電話の音で目が覚めた。マネージャーからだった。
「いますぐテレビつけろ!」
全く。オフだってのに朝から騒々しい。
テレビをつけると、総理大臣がコメントしていた。いやいや、アイドル事務所の人がアイドルに向かってさすがに政治じゃないだろう。チャンネルを変えて、驚いた。私が大写しだ。ずぶ濡れで。そうだ。あのPVだ。

『衝撃!可憐美少女、びしょぬれデビュー!!』
クサいタイトルだな・・・・って、私が可憐美少女?何を言ってるんだ?、世界の破滅か?
とにかく外に・・なんか、人がいるな。マスごミか。
マネージャーに電話。
「見たか!今君は日本中の注目の的だ!すごいぞ!」
いや、外、出れないんですけど。
「早速だけどバラエティー決まったから打ち合わせに来てよ」
行けるか。
「あ、迎えに行く。待ってろ!」
その前に。
「報道にか!とりあえず笑顔振りまいておけ。」
とりあえず面倒なことになった。注目だぁ?

しばらくするとワゴン車がきた。一番まともな格好で出る。おいおい、有名なタレントの熱愛発覚か離婚じゃないぞ。フラッシュまぶしー☆
自宅前の異様な光景に笑い出しそうなのをこらえながらワゴン車に乗り込む。
「いよぅ!人気者!」
いよう。お調子者。
「すげえな。お前。

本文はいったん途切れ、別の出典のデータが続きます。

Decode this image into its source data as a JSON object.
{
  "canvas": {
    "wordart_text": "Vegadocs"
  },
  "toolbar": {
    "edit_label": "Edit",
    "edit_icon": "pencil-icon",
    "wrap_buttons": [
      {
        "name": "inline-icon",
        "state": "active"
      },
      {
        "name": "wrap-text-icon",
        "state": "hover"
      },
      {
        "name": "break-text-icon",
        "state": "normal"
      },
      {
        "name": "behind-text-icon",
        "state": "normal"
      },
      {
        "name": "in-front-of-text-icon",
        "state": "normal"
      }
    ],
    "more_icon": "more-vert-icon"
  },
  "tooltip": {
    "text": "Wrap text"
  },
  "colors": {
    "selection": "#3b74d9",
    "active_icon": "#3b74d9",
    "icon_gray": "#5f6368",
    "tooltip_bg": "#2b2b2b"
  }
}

いやぁ、努力した甲斐があったよな!」
私なにかしましたか?

その日とその2日後のトーク番組は滞りなくつまらない仕事をした。
次に出たバラエティは楽しかった。次はそのことを書く。
カラオケで80点以上出せば賞金、それ以下ならプールに落下。そんな企画。
前にも書いたけど、私は歌は下手だ。カラオケで50点すらいったことない。
案の定スタジオ内を異常な空気にさせながら歌い、ワンコーラス目であっさりプールに落下。可憐美少女、びしょぬれデビュー。
言ってやったよ。せっかくだし
「この姿でデビューしたんで!」
そんなわけで、私はびしょ濡れ専属アイドルとして、活躍の幅を・・・って、専属??
まぁ、楽しいことには変わりないけどね。実際普通の人よりずぶ濡れになる回数多いし。そういう意味では専属かも。
すぐ次の日にはクイズ番組とバラエティがくまれていて、スケジュールが真っ黒に染まっていった。

まぁ、もって4ヶ月だろう。そういう甘い考えでスケジュールをこなしていた。